La valeur Europe repart à la hausse.

Il n’a pas déjà gagné. Il n’est pas du tout certain qu’il y arrive mais le seul fait que les sociaux-démocrates allemands aient choisi hier l’ancien président du Parlement européen, Martin Schulz, pour porter leurs couleurs, en septembre prochain, face à Angela Merkel marque un tournant en Europe.

L’Union européenne, on le sait, n’est plus guère populaire dans aucun de ses Etats membres. Entre ceux qui ne veulent plus d’elle et ceux qui la croient tellement irréversible qu’il ne serait plus nécessaire de la défendre, l’Union semble toujours plus se défaire et sombrer comme une utopie de temps révolus mais à l’instant même où elle parait toucher le fond, l’unité européenne amorce un rebond.

Ça s’est fait par à-coups, presque imperceptiblement. Il y a d’abord eu le Brexit car les partisans de ce divorce d’avec l’Union sont vite apparus pour des menteurs et de simples xénophobes, des gens qui ne supportaient pas la présence d’autres Européens sur leur territoire et avaient promis le paradis du jour au lendemain alors que la Grande-Bretagne ne sait plus aujourd’hui comment faire pour ne pas perdre les avantages du marché unique.

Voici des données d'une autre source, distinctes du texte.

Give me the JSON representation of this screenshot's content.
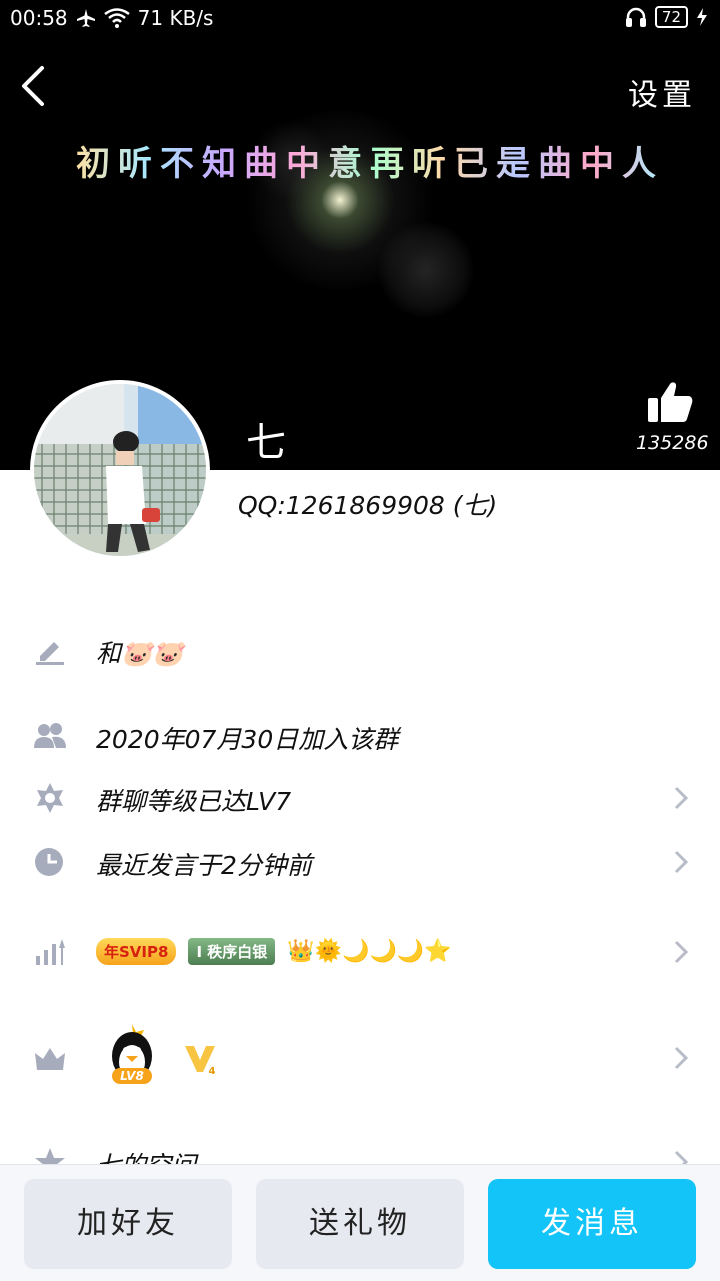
{
  "status_bar": {
    "time": "00:58",
    "network_speed": "71 KB/s",
    "battery": "72",
    "icons": [
      "airplane-icon",
      "wifi-icon",
      "headphones-icon",
      "charging-icon"
    ]
  },
  "header": {
    "settings_label": "设置",
    "cover_title": "初听不知曲中意再听已是曲中人",
    "like_count": "135286"
  },
  "profile": {
    "nickname": "七",
    "qq_id": "QQ:1261869908 (七)"
  },
  "info_rows": [
    {
      "icon": "pencil-icon",
      "text": "和🐷🐷",
      "chevron": false
    },
    {
      "icon": "group-members-icon",
      "text": "2020年07月30日加入该群",
      "chevron": false
    },
    {
      "icon": "star-badge-icon",
      "text": "群聊等级已达LV7",
      "chevron": true
    },
    {
      "icon": "clock-icon",
      "text": "最近发言于2分钟前",
      "chevron": true
    },
    {
      "icon": "bar-chart-icon",
      "text": "",
      "chevron": true
    },
    {
      "icon": "crown-icon",
      "text": "",
      "chevron": true
    },
    {
      "icon": "star-icon",
      "text": "七的空间",
      "chevron": true
    }
  ],
  "badges": {
    "svip": "年SVIP8",
    "silver_letter": "I",
    "silver": "秩序白银",
    "level_emojis": "👑🌞🌙🌙🌙⭐",
    "qq_level": "LV8",
    "vip_level": "4"
  },
  "bottom_buttons": {
    "add_friend": "加好友",
    "send_gift": "送礼物",
    "send_message": "发消息"
  },
  "colors": {
    "accent": "#12c4f7",
    "icon_gray": "#a6acbc"
  }
}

Le Brexit a fait paradoxalement apparaître que l’Union n’avait pas que des inconvénients et qu’on ne la quittait pas sans dommages et puis il y a eu MM. Poutine et Trump. Après que l’annexion de la Crimée et la déstabilisation de l’Ukraine orientale ont fait voir la faiblesse politique et militaire d’une Europe incapable de répondre à ces défis, l’élection du nouveau président américain est venue rappeler aux Européens qu’ils ne pouvaient plus faire reposer leur Défense sur les Etats-Unis.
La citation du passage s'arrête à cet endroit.